Tomatoes and dark leafy greens add wonderful flavor to sandwiches and salads; pizza-lovers won't notice spinach under the cheese on their favorite pie.

Puree it. Blend roasted vegetables for a wonderful sauce with fish or chicken. Pureed cauliflower or potato gives thickness and depth to soups, stews, and casseroles.

Stir it in. Soups, meatloaf, omelets, quiche, casseroles, and spaghetti sauce are great dishes in which to hide shredded, diced, or pureed vegetables.

Substitute it. Use spaghetti squash instead of pasta; sweet potatoes instead of white potatoes.

Bake it.
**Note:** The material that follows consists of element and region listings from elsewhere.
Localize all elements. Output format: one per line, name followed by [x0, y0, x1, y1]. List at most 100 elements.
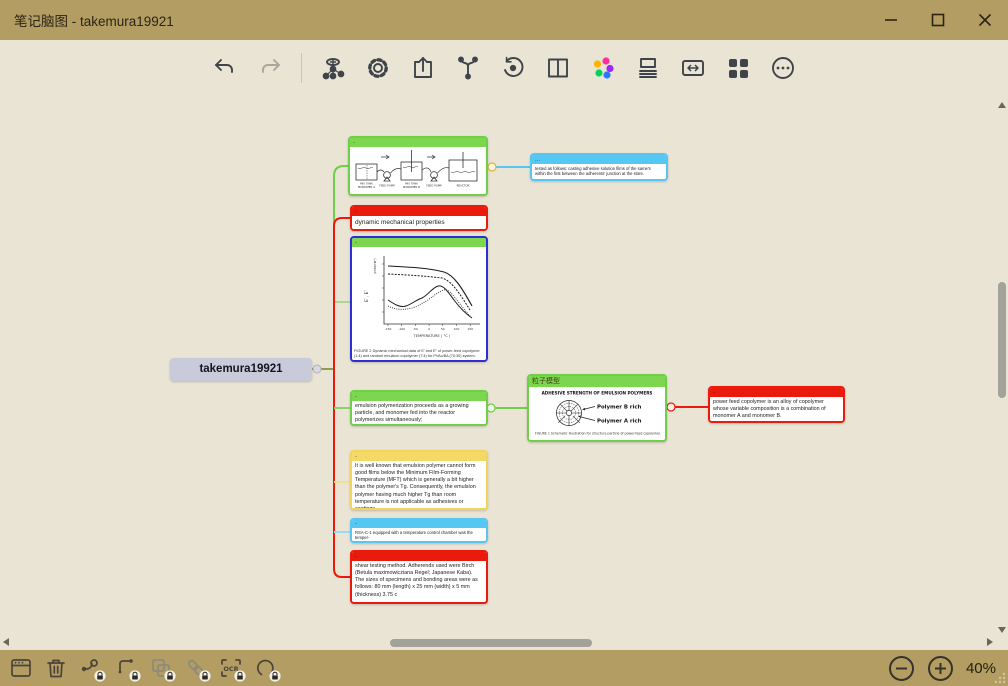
statusbar: OCR: [0, 650, 1008, 686]
close-icon: [977, 12, 993, 28]
mindmap-canvas[interactable]: takemura19921 -: [0, 96, 1008, 650]
note-line: RSA-C-1 equipped with a temperature cont…: [355, 530, 483, 541]
lasso-lock-button[interactable]: [254, 656, 278, 680]
lock-icon: [94, 670, 106, 682]
export-icon: [410, 55, 436, 81]
link-lock-button[interactable]: [184, 656, 208, 680]
copy-lock-button[interactable]: [149, 656, 173, 680]
scroll-right-arrow[interactable]: [987, 638, 993, 646]
split-view-button[interactable]: [544, 54, 572, 82]
zoom-controls: 40%: [888, 655, 996, 682]
node-dynamic-mechanical[interactable]: - dynamic mechanical properties: [350, 205, 488, 231]
color-palette-icon: [590, 55, 616, 81]
svg-text:50: 50: [441, 327, 445, 331]
undo-button[interactable]: [211, 54, 239, 82]
resize-grip[interactable]: [992, 670, 1006, 684]
node-text: shear testing method. Adherends used wer…: [355, 563, 483, 599]
grid-view-button[interactable]: [724, 54, 752, 82]
node-width-button[interactable]: [679, 54, 707, 82]
vertical-scrollbar[interactable]: [997, 96, 1007, 650]
more-button[interactable]: [769, 54, 797, 82]
minimize-icon: [883, 12, 899, 28]
lock-icon: [199, 670, 211, 682]
layout-button[interactable]: [634, 54, 662, 82]
node-mft[interactable]: - It is well known that emulsion polymer…: [350, 450, 488, 510]
svg-text:-50: -50: [413, 327, 418, 331]
node-shear[interactable]: - shear testing method. Adherends used w…: [350, 550, 488, 604]
node-text: power feed copolymer is an alloy of copo…: [713, 399, 840, 420]
note-line: within the first between the adherents' …: [535, 171, 663, 176]
process-flow-image: MIX TANK MONOMER A FEED PUMP MIX TANK MO…: [351, 148, 485, 194]
node-lock-button[interactable]: [79, 656, 103, 680]
settings-button[interactable]: [364, 54, 392, 82]
node-text: emulsion polymerization proceeds as a gr…: [355, 403, 483, 424]
zoom-out-button[interactable]: [888, 655, 915, 682]
particle-structure-image: ADHESIVE STRENGTH OF EMULSION POLYMERS P…: [531, 388, 663, 438]
node-chart[interactable]: - -150 -100 -: [350, 236, 488, 362]
close-button[interactable]: [961, 0, 1008, 40]
node-power-feed[interactable]: - power feed copolymer is an alloy of co…: [708, 386, 845, 423]
history-button[interactable]: [499, 54, 527, 82]
node-header: -: [352, 238, 486, 247]
add-node-button[interactable]: [319, 54, 347, 82]
node-text: dynamic mechanical properties: [355, 218, 483, 227]
svg-text:FEED PUMP: FEED PUMP: [426, 184, 442, 188]
horizontal-scrollbar[interactable]: [0, 637, 996, 650]
maximize-icon: [930, 12, 946, 28]
scroll-left-arrow[interactable]: [3, 638, 9, 646]
scroll-up-arrow[interactable]: [998, 102, 1006, 108]
node-note-top[interactable]: ... tested as follows: casting adhesive …: [530, 153, 668, 181]
node-header: 粒子模型: [529, 376, 665, 387]
ocr-lock-button[interactable]: OCR: [219, 656, 243, 680]
board-icon: [9, 656, 33, 680]
horizontal-scroll-thumb[interactable]: [390, 639, 592, 647]
lock-icon: [129, 670, 141, 682]
redo-icon: [257, 55, 283, 81]
undo-icon: [212, 55, 238, 81]
svg-text:ADHESIVE STRENGTH OF EMULSION: ADHESIVE STRENGTH OF EMULSION POLYMERS: [542, 391, 653, 396]
node-header: -: [352, 552, 486, 561]
node-particle-model[interactable]: 粒子模型 ADHESIVE STRENGTH OF EMULSION POLYM…: [527, 374, 667, 442]
grid-view-icon: [725, 55, 751, 81]
branch-lock-button[interactable]: [114, 656, 138, 680]
figure-caption: FIGURE 2 Dynamic mechanical data of E′ a…: [354, 349, 484, 359]
color-palette-button[interactable]: [589, 54, 617, 82]
merge-button[interactable]: [454, 54, 482, 82]
node-header: -: [710, 388, 843, 397]
node-header: -: [352, 392, 486, 401]
note-line: ature from −150°C to 150°C, and the cros…: [355, 541, 483, 543]
svg-text:MONOMER A: MONOMER A: [358, 185, 375, 189]
node-emulsion[interactable]: - emulsion polymerization proceeds as a …: [350, 390, 488, 426]
node-flow-diagram[interactable]: -: [348, 136, 488, 196]
redo-button[interactable]: [256, 54, 284, 82]
merge-branch-icon: [455, 55, 481, 81]
node-header: -: [352, 452, 486, 461]
board-button[interactable]: [9, 656, 33, 680]
svg-text:REACTOR: REACTOR: [457, 184, 470, 188]
delete-button[interactable]: [44, 656, 68, 680]
svg-text:Polymer A rich: Polymer A rich: [597, 419, 642, 425]
minimize-button[interactable]: [867, 0, 914, 40]
svg-text:Polymer B rich: Polymer B rich: [597, 405, 642, 411]
connector-lines: [0, 96, 1008, 650]
lock-icon: [234, 670, 246, 682]
history-icon: [500, 55, 526, 81]
toolbar-separator: [301, 53, 302, 83]
zoom-in-button[interactable]: [927, 655, 954, 682]
vertical-scroll-thumb[interactable]: [998, 282, 1006, 398]
app-window: 笔记脑图 - takemura19921: [0, 0, 1008, 686]
node-header: -: [352, 520, 486, 528]
node-header: -: [350, 138, 486, 147]
export-button[interactable]: [409, 54, 437, 82]
titlebar: 笔记脑图 - takemura19921: [0, 0, 1008, 40]
svg-text:0: 0: [428, 327, 430, 331]
lock-icon: [269, 670, 281, 682]
root-node[interactable]: takemura19921: [170, 358, 312, 381]
window-title: 笔记脑图 - takemura19921: [14, 10, 174, 30]
svg-text:TEMPERATURE ( °C ): TEMPERATURE ( °C ): [413, 334, 451, 338]
window-controls: [867, 0, 1008, 40]
node-rsa[interactable]: - RSA-C-1 equipped with a temperature co…: [350, 518, 488, 543]
maximize-button[interactable]: [914, 0, 961, 40]
node-header: -: [352, 207, 486, 216]
scroll-down-arrow[interactable]: [998, 627, 1006, 633]
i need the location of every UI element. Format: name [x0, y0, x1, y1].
Pumpkin, zucchini, carrot, and berries make wonderful breads and muffins.

Roast, grill or broil it. Fruits and vegetables take on a whole new flavor when caramelized. Oven-dried grape tomatoes enliven any dish, from bruschetta to pasta.

Dip it. Fruits and vegetables come alive with a low-fat dip. Kids love to dip—and so do adults.

Serve it raw. Grape tomatoes, sliced cucumbers, baby carrots, and celery are fun to nibble on while waiting for dinner or as snacks. Salsa is the perfect medium for a mixture of fruits and vegetables and makes a great topping for seafood and chicken. Take the easy way out. Buy prepared vegetables that make it easy to include them in meals.